Wednesday, February 27

William F. Buckley (1925-2008)

One of the pioneers of modern Conservatism, William F. Buckley, has died at the age of 82. He was the founder and editor of the National Review Magazine, was a nationally syndicated columnist, and was the host of Firing Line, one of television’s longest-running talk shows. He was also the author of more than five dozen best-selling books in almost every conceivable genre--indeed, he was still at work when he was found today at his desk. Many credit "his sharp wit, his polysyllabic exuberance, his refined demeanor, and his perspicacious mind" with helping to "elevate Conservatism to the center of American political discourse."

According to the New York Times, though "the more than 4.5 million words of his 5,600 biweekly newspaper columns, On the Right, would fill 45 more medium-sized books," his greatest achievement "was making Conservatism--not just electoral Republicanism, but Conservatism as a system of ideas--respectable in Liberal post-World War II America." I disagree. His greatest achievement was simply that as the tireless mentor to two generations of thinkers, writers, politicians, social reformers, moms, dads, cousins, and neighbors, most of whom he never met, he nevertheless made himself a beloved friend.


Unknown said...

With Mr. Buckley's passing, you may now hold the title for 'polysyllabic exuberance.' Man, I feel weaker every time we lose one of these giants and pillars. God has blessed us with many great thinkers in our time, but He only gives them to us for a time.
What's your favorite Buckley book?

Inexorably diminished, although quite thankful,

gileskirk said...

Ben: I have always loved (and helped to get reprinted) the Blackford Oakes spy novels. But, my favorite non-fiction books are A Hymnal: The Controversial Arts and Right Reason, though I do have a real soft spot for Gratitude: Reflections on What We Owe to Our Country and Happy Days Were Here Again.
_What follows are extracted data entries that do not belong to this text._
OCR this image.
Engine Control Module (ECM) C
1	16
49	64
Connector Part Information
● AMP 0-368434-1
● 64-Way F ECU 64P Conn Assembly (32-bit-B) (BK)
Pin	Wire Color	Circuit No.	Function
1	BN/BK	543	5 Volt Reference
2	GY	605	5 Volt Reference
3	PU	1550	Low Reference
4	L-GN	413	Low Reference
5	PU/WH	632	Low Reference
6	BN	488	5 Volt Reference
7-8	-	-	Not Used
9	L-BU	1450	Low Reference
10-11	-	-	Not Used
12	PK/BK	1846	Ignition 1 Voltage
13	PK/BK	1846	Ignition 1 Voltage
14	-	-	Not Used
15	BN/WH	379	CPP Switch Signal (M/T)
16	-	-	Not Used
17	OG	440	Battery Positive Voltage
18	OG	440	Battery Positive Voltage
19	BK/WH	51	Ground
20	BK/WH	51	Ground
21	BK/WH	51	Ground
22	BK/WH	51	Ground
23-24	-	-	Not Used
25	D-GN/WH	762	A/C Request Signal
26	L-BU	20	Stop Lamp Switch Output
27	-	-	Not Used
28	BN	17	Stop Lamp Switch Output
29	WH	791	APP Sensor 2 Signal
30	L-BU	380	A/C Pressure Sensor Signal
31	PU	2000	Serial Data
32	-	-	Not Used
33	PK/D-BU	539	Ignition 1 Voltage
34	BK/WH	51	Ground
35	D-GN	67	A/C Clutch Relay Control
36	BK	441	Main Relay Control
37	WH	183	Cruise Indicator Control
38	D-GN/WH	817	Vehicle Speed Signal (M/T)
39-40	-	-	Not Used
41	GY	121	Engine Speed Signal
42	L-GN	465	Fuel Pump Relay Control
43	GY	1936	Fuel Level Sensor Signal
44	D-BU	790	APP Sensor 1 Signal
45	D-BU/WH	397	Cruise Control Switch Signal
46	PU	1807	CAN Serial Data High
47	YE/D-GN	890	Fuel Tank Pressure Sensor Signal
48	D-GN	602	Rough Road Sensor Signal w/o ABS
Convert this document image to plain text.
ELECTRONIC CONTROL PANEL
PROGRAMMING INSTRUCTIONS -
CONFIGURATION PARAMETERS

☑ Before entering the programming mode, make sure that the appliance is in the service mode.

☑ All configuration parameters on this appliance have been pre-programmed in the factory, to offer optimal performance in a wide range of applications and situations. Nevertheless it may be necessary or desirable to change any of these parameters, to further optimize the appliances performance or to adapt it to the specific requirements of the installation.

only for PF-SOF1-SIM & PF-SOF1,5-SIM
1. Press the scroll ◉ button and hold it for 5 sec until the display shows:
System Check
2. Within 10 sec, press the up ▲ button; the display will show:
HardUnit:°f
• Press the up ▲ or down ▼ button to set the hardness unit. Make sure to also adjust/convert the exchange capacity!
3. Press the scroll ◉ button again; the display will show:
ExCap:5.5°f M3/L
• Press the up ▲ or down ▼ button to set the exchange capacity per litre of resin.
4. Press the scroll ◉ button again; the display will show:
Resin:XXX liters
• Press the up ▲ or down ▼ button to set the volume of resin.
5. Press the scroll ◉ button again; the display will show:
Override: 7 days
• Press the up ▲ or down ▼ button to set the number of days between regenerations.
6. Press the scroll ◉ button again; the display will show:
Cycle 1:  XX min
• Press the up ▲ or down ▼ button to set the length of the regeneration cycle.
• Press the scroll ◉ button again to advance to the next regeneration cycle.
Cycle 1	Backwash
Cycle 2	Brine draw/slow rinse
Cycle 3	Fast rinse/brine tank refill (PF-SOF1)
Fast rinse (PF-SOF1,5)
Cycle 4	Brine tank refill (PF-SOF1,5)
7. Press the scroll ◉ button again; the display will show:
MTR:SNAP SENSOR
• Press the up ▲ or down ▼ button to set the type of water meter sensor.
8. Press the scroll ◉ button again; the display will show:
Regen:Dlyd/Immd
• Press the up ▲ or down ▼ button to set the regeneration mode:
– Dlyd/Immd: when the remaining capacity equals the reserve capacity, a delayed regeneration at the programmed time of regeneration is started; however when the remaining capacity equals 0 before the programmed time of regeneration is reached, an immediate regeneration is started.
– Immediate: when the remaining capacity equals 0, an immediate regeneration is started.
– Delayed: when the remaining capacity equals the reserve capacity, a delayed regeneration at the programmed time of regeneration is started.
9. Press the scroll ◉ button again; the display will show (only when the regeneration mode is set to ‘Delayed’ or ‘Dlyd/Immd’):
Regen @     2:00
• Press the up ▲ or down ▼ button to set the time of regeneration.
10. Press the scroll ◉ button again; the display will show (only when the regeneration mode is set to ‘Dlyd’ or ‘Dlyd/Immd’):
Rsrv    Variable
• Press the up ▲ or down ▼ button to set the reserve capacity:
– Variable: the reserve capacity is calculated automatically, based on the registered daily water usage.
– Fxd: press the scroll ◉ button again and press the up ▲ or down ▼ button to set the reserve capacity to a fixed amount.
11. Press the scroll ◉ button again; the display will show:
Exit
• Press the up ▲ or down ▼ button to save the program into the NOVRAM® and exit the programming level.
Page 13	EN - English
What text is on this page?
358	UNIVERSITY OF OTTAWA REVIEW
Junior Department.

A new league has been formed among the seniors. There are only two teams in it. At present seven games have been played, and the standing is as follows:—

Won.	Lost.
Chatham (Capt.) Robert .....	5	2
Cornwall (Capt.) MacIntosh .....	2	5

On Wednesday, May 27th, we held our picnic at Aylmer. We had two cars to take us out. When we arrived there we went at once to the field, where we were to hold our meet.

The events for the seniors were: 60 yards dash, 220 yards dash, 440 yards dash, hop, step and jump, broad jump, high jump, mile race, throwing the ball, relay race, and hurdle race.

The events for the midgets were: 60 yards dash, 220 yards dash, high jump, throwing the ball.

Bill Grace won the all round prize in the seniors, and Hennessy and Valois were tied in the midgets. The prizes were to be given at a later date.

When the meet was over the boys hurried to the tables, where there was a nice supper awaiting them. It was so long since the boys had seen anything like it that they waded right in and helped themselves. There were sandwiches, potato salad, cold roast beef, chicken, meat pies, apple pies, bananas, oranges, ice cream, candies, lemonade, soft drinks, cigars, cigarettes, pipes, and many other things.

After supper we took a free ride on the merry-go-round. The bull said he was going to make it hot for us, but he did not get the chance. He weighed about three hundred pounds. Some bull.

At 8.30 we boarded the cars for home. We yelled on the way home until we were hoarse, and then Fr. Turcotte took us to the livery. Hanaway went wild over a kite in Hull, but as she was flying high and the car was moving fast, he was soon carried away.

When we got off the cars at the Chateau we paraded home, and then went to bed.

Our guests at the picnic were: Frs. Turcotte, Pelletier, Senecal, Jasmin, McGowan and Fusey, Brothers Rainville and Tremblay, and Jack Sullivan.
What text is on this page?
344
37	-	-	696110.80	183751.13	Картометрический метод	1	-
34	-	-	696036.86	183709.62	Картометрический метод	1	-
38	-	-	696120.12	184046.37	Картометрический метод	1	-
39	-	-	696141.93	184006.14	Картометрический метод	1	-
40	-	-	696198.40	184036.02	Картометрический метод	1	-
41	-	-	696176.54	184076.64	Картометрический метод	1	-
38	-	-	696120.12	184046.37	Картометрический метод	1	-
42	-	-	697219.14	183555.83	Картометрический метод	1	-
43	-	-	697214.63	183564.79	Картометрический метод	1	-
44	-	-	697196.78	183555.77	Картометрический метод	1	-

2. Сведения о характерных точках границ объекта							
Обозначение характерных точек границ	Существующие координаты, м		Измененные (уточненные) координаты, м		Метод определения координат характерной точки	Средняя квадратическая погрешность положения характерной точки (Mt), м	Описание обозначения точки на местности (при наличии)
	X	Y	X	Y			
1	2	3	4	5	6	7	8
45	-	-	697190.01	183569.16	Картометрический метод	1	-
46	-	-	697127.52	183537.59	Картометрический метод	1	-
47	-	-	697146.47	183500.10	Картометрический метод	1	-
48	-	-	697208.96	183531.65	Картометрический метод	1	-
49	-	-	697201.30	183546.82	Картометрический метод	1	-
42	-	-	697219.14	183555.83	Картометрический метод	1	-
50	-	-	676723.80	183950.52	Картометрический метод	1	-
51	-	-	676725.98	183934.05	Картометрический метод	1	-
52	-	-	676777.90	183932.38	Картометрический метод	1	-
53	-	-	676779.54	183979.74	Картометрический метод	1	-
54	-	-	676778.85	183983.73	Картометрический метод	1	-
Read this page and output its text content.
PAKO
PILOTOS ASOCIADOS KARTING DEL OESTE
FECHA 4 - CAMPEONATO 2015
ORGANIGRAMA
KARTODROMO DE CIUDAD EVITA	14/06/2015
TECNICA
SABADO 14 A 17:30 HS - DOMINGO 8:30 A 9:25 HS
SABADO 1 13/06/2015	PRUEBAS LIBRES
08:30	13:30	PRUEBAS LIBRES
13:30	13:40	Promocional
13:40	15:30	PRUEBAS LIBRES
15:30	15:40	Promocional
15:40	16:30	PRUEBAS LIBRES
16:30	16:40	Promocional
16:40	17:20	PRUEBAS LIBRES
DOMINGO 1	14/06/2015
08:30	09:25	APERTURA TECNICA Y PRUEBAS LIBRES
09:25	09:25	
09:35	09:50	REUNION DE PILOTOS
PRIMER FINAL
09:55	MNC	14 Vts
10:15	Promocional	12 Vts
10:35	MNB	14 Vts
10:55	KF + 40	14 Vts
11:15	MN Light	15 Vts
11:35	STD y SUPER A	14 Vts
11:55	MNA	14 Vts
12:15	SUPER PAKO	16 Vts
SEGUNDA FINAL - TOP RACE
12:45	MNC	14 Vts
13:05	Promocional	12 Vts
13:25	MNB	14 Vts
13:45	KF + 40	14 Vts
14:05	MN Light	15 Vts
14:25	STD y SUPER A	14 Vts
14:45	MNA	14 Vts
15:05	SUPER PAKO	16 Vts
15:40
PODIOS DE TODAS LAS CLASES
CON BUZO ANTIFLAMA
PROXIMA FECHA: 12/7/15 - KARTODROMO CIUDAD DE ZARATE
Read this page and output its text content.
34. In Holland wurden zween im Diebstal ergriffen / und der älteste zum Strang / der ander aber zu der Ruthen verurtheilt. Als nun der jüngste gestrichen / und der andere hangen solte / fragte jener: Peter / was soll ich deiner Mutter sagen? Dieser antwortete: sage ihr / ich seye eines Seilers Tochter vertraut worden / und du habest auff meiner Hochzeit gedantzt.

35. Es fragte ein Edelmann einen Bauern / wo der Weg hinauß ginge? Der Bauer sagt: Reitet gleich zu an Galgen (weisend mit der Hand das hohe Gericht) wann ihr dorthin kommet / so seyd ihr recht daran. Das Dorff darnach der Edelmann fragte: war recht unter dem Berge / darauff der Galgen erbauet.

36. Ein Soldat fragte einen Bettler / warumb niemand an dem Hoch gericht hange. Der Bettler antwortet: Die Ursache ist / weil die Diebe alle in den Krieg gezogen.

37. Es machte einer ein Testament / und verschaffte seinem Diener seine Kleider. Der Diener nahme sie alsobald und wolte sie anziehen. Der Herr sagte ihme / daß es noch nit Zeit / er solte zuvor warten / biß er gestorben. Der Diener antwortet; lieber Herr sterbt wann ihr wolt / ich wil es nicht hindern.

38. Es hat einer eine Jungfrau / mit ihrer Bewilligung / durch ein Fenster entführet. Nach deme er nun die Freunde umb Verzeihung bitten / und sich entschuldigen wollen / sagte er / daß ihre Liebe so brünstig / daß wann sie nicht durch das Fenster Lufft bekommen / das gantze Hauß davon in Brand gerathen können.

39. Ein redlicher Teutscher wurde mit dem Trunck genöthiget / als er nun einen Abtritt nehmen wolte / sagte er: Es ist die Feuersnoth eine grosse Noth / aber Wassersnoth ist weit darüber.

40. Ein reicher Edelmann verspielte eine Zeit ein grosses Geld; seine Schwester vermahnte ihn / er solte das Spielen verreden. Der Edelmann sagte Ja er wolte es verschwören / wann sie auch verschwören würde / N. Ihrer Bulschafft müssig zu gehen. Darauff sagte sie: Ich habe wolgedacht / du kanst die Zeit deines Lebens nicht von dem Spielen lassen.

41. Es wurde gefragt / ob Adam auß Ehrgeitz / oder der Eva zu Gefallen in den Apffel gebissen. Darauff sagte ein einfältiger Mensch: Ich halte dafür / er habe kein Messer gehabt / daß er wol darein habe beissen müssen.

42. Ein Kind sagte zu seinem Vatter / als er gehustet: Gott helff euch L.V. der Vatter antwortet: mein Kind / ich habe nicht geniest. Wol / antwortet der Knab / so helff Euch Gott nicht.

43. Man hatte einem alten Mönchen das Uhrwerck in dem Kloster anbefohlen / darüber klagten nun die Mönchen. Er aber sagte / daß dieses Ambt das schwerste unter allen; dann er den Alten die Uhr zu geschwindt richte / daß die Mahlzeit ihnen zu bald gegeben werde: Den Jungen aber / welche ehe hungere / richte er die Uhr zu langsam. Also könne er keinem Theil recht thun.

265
Lawrence Underwood said...

Mr. Buckley's death leaves a large void among those of this nation that knew how to think critically within a set of moral standards and communicating it with well thought language. I will sorely miss him.

Thankfully he was a voluminous writer.

I'm really beginning to wonder if we will ever have strong conservative voices in this nation again who are not beholden to party.

Jeff Miller said...

The first book I read by WFB was Up From Liberalism. For me, reading about early-mid 1950s liberalism while living in the context of Clintonian insanity was absolutely amazing.
From there, I read several other titles and have always considered his work to be in a class of its own.

I met Mr. Buckley once. He was very kind and signed a couple of volumes of mine. I will miss his perspective very much.

mozart said...

Read "The Unmaking of A Mayor," Buckley's hilarious and poignant account of his entry into the NYC mayoral race years ago. What a man he was.